Es ist erkannt worden, daß VEGF ein wichtiger Überlebensfaktor für Endothelzellen ist. Da 5-(5-Fluor-2-oxo-1,2-dihydroindol-3-ylidenmethyl)-2,4-dimethyl-1H-pyrrol-3-carbonsäure(2-diethylamino-ethyl)amid (Verbindung 35) die VEGF-abhängige mitogene Antwort von HUVECs inhibiert, wurde die Wirkung der Verbindung auf das HUVEC-Überleben untersucht. In diesen Experimenten wurde die Spaltung des Caspase-3-Substrats polyADP-Ribosylpolymerase (PARP) als Ablesung für die Apoptose verwendet. HUVECs, kultiviert in serumfreien Bedingungen für 24 Stunden, zeigten erhebliche Niveaus an PARP-Spaltung, wie durch die Akkumulation des 23-kDa-PARP-Spaltfragments detektiert.

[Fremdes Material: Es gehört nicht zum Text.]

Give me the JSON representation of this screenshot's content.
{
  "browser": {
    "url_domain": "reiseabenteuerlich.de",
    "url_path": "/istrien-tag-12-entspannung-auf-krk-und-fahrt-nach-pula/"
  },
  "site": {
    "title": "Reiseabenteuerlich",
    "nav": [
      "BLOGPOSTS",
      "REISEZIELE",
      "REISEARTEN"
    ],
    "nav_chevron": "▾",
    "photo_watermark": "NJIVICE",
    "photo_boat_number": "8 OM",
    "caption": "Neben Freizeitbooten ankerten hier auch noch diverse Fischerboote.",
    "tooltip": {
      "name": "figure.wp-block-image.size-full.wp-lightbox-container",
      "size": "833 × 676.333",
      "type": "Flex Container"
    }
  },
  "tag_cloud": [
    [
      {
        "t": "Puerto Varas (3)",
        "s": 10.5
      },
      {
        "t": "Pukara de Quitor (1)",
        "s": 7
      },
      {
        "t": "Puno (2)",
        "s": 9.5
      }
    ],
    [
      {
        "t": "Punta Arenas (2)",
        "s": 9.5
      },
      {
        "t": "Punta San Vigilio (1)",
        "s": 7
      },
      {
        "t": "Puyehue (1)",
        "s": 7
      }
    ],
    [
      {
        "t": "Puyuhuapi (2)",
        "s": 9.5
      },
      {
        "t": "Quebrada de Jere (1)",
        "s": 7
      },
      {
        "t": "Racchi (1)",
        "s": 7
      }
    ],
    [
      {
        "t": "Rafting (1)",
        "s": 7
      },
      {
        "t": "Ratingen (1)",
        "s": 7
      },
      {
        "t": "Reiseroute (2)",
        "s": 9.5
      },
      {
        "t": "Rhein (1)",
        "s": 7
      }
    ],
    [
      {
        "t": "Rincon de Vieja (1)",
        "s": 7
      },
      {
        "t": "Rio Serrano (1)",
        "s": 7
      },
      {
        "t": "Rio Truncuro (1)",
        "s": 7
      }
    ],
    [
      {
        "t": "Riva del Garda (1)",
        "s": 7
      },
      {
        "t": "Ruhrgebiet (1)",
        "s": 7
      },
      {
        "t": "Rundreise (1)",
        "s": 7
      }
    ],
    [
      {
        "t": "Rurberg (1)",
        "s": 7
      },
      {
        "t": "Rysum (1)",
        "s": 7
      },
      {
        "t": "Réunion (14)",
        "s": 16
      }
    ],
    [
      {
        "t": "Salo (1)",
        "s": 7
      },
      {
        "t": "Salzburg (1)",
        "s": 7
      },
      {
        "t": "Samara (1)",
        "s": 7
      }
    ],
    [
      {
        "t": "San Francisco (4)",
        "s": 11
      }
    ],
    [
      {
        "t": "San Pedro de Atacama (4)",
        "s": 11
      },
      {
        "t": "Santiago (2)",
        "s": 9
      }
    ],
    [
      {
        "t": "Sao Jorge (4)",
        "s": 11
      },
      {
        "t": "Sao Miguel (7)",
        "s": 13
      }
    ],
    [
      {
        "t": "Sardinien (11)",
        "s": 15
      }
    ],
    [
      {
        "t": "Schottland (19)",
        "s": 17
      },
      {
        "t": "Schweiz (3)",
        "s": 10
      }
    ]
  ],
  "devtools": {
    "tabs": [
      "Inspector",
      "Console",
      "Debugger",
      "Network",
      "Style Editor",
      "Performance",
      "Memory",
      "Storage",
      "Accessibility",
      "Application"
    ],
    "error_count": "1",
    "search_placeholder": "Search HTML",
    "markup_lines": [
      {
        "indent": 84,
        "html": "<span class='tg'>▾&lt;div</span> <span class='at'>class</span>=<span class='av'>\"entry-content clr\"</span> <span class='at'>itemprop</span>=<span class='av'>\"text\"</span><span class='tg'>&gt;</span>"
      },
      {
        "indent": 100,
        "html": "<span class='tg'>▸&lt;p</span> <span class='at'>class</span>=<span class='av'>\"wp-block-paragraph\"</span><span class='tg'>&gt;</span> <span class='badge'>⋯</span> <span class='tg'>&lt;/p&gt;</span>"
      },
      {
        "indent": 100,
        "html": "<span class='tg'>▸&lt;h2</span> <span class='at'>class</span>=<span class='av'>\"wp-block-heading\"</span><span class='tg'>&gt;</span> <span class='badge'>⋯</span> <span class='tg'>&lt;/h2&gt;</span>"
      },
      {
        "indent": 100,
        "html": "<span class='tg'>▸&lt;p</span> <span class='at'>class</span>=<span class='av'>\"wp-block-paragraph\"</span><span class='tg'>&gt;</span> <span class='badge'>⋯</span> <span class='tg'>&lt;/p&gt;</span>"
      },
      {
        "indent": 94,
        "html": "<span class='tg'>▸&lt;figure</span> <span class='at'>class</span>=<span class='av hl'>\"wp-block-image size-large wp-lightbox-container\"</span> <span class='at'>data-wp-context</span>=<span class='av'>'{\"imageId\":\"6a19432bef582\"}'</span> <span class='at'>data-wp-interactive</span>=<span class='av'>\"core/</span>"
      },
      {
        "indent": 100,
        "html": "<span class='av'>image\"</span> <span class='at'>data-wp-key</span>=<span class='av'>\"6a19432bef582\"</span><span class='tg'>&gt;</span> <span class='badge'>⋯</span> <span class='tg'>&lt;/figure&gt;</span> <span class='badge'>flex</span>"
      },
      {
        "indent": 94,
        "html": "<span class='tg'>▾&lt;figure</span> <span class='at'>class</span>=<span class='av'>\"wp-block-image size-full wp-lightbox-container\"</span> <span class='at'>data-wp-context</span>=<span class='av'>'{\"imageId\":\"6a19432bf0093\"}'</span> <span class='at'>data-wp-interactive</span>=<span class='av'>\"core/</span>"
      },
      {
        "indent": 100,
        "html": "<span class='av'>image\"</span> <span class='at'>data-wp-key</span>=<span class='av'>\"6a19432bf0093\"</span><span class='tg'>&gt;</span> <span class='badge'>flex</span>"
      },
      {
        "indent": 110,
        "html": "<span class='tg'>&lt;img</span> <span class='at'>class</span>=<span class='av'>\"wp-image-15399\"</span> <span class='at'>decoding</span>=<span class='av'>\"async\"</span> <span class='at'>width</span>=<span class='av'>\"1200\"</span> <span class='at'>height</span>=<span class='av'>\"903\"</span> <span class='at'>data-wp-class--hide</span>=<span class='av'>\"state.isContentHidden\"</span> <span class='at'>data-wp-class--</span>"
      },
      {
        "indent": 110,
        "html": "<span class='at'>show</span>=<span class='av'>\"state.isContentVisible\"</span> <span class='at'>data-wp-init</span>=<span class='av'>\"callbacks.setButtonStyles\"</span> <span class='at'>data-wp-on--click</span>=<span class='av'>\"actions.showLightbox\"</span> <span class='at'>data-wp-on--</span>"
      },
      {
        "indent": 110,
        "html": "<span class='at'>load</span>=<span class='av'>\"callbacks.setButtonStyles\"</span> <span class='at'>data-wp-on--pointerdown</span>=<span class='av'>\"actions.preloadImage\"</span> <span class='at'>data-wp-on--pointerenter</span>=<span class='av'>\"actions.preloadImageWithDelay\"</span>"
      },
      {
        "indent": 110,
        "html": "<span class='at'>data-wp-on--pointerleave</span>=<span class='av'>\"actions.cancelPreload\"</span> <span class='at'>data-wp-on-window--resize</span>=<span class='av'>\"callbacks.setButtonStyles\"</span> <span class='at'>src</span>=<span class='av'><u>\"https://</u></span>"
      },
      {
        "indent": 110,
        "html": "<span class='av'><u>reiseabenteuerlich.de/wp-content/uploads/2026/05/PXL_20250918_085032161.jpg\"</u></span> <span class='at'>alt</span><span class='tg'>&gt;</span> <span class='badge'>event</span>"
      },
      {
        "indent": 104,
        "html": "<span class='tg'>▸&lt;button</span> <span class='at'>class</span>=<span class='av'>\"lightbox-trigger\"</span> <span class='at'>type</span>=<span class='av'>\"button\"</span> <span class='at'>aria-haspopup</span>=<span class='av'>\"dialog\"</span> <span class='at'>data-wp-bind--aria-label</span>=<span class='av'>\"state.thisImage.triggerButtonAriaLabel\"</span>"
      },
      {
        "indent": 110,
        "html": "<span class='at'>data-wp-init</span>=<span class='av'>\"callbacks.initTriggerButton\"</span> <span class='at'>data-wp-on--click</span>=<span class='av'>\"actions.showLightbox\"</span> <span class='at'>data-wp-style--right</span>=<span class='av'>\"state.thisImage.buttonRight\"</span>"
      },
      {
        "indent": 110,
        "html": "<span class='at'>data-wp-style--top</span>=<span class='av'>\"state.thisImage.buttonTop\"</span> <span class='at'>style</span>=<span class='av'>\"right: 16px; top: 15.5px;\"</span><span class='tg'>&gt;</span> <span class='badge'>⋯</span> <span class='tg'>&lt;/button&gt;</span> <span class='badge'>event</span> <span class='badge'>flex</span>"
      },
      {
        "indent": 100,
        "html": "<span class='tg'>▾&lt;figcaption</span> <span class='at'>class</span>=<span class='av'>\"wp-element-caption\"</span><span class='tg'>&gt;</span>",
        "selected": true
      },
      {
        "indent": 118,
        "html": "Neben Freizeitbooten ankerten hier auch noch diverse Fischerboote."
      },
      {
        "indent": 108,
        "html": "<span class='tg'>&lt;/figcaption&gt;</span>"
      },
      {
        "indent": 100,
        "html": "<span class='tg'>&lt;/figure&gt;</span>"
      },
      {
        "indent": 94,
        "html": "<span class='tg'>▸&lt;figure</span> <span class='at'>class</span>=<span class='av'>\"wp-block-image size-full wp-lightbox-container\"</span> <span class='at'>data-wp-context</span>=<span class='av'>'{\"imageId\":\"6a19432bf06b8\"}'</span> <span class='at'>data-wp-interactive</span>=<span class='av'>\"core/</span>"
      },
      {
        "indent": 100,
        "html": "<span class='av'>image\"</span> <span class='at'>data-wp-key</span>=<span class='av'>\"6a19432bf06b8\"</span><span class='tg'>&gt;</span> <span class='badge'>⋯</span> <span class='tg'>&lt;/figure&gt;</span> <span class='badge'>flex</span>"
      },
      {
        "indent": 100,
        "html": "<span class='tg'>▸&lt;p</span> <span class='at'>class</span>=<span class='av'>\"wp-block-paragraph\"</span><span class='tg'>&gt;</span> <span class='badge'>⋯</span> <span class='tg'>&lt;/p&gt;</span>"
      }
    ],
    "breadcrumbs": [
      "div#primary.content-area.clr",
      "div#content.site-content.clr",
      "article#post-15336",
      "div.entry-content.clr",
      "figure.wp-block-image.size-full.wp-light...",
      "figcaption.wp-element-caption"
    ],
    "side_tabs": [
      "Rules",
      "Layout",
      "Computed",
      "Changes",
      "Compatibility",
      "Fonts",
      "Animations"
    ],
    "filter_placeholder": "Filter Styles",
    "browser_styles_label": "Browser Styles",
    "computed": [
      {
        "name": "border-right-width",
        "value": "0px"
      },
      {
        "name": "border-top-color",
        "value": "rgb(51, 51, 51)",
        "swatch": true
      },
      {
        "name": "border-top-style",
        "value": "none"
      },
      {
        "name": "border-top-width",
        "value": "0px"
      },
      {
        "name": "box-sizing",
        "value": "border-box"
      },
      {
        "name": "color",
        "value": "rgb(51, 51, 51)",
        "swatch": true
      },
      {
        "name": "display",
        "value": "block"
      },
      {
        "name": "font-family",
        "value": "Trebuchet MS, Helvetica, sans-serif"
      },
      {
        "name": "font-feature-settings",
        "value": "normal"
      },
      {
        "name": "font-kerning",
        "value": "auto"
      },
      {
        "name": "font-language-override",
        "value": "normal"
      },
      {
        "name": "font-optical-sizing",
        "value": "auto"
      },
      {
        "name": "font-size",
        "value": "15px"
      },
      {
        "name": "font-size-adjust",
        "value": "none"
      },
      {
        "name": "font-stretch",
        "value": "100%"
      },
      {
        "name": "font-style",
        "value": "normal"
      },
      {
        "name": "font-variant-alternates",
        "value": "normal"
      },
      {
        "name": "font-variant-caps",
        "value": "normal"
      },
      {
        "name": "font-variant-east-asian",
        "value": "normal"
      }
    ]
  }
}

Diese wurde weitestgehend durch die Zugabe von VEGF zu dem Zellmedium verhindert, was ein Anzeichen dafür ist, daß VEGF als ein Überlebensfaktor in diesem Assay agiert. Es ist gezeigt worden, daß 5-(5-Fluor-2-oxo-1,2-dihydroindol-3-ylidenmethyl)-2,4-dimethyl-1H-pyrrol-3-carbonsäure(2-diethylamino-ethyl)amid (Verbindung 35) die KDR-Signalgebung inhibiert. Demgemäß inhibierte 5-(5-Fluor-2-oxo-1,2-dihydroindol-3-ylidenmethyl)-2,4-dimethyl-1H-pyrrol-3-carbonsäure(2-diethylamino-ethyl)amid (Verbindung 35) das VEGF-vermittelte HUVEC-Überleben dosisabhängig. Diese Daten zeigen daher, daß Verbindung 35 die Apoptose in Endothelzellen in Kultur in Gegenwart von VEGF induzierte.
C. In-vivo-Effizienzstudien
i. Effizienz gegenüber etablierten Tumor-Xenografts
Die In-vivo-Effizienz von 5-(5-Fluor-2-oxo-1,2-dihydroindol-3-ylidenmethyl)-2,4-dimethyl-1H-pyrrol-3-carbonsäure(2-diethylamino-ethyl)amid (Verbindung 35) wurde in subkutanen (SC) Xenograftmodellen unter Verwendung humaner Tumorzellen, die in die Hinterflankenregion athymischer Mäuse implantiert wurden, untersucht. Nach der Implantation konnten sich die Tumore vor Beginn der Behandlung mit der Verbindung bis zu einer Größe von 100–550 mm³ aufbauen.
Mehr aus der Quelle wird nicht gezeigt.